Kesimpangsiuran kabar pendataan itu, diakui Kapolda Jatim sudah dilakukan klarifikasi kepada Ormas kegamaan seperti NU, maupun secara langsung ke personal kiai-kiai sepuh di Jatim. “Sudah, saya minta jangan diperpanjang. Saya sudah klarifikasi ke Ormas keagamaan maupun personal kiai-kiai,” pungkas Machfud Arifin.

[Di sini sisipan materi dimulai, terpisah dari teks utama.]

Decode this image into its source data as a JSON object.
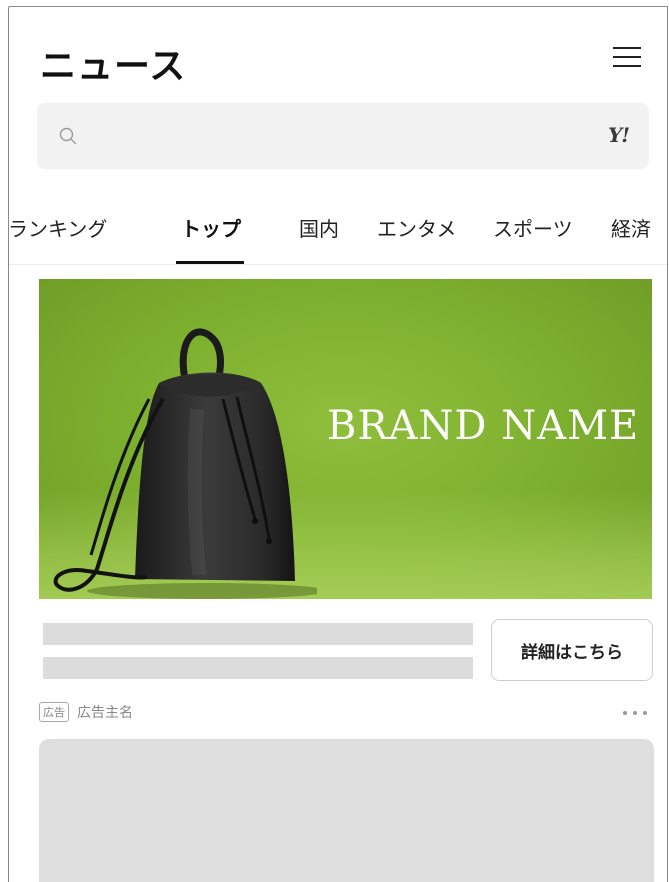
{
  "header": {
    "title": "ニュース",
    "menu_icon": "hamburger-menu-icon"
  },
  "search": {
    "placeholder": "",
    "search_icon": "search-icon",
    "logo_text": "Y!"
  },
  "tabs": [
    {
      "label": "ランキング",
      "active": false
    },
    {
      "label": "トップ",
      "active": true
    },
    {
      "label": "国内",
      "active": false
    },
    {
      "label": "エンタメ",
      "active": false
    },
    {
      "label": "スポーツ",
      "active": false
    },
    {
      "label": "経済",
      "active": false
    }
  ],
  "ad": {
    "brand_name": "BRAND NAME",
    "detail_button_label": "詳細はこちら",
    "badge_label": "広告",
    "advertiser_label": "広告主名",
    "more_icon": "more-horizontal-icon",
    "colors": {
      "banner_green": "#7fb230",
      "placeholder_gray": "#dcdcdc"
    }
  }
}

Gambar Palu Arit di Madura

Pada kesempatan tersebut, PWNU Jatim juga  meminta aparat kepolisian mengusut temuan gambar palu-arit di Desa Bilaan, Kecamatan Proppo, Kabupaten Pamekasan, Madura. Kiai Mutawakkil menegaskan, paham komunis tidak dibenarkan hidup di Indonesia.

“Itu urusannya Pak Polisi, nanti yang mengusut kebenarannya. Kalau itu benar, ya harus jelas diselidiki,” kata Kiai Mutawakkil kepada wartawan usai acara silaturahmi.

Dia menerangkan, konsensus dari para pendiri bangsa, termasuk dari para ulama, dengan Pancasila sila pertama, Ketuhanan Yang Maha Esa itu merupakan konsensus RI. Siapa pun yang hendak hidup di bumi pertiwi ini harus percaya adanya Tuhan Yang Maha Esa, sesuai dengan keyakinannya masing-masing. “Bagi mereka yang tidak mau ber-Tuhan seperti komunis, Indonesia bukan tempatnya,” tuturnya.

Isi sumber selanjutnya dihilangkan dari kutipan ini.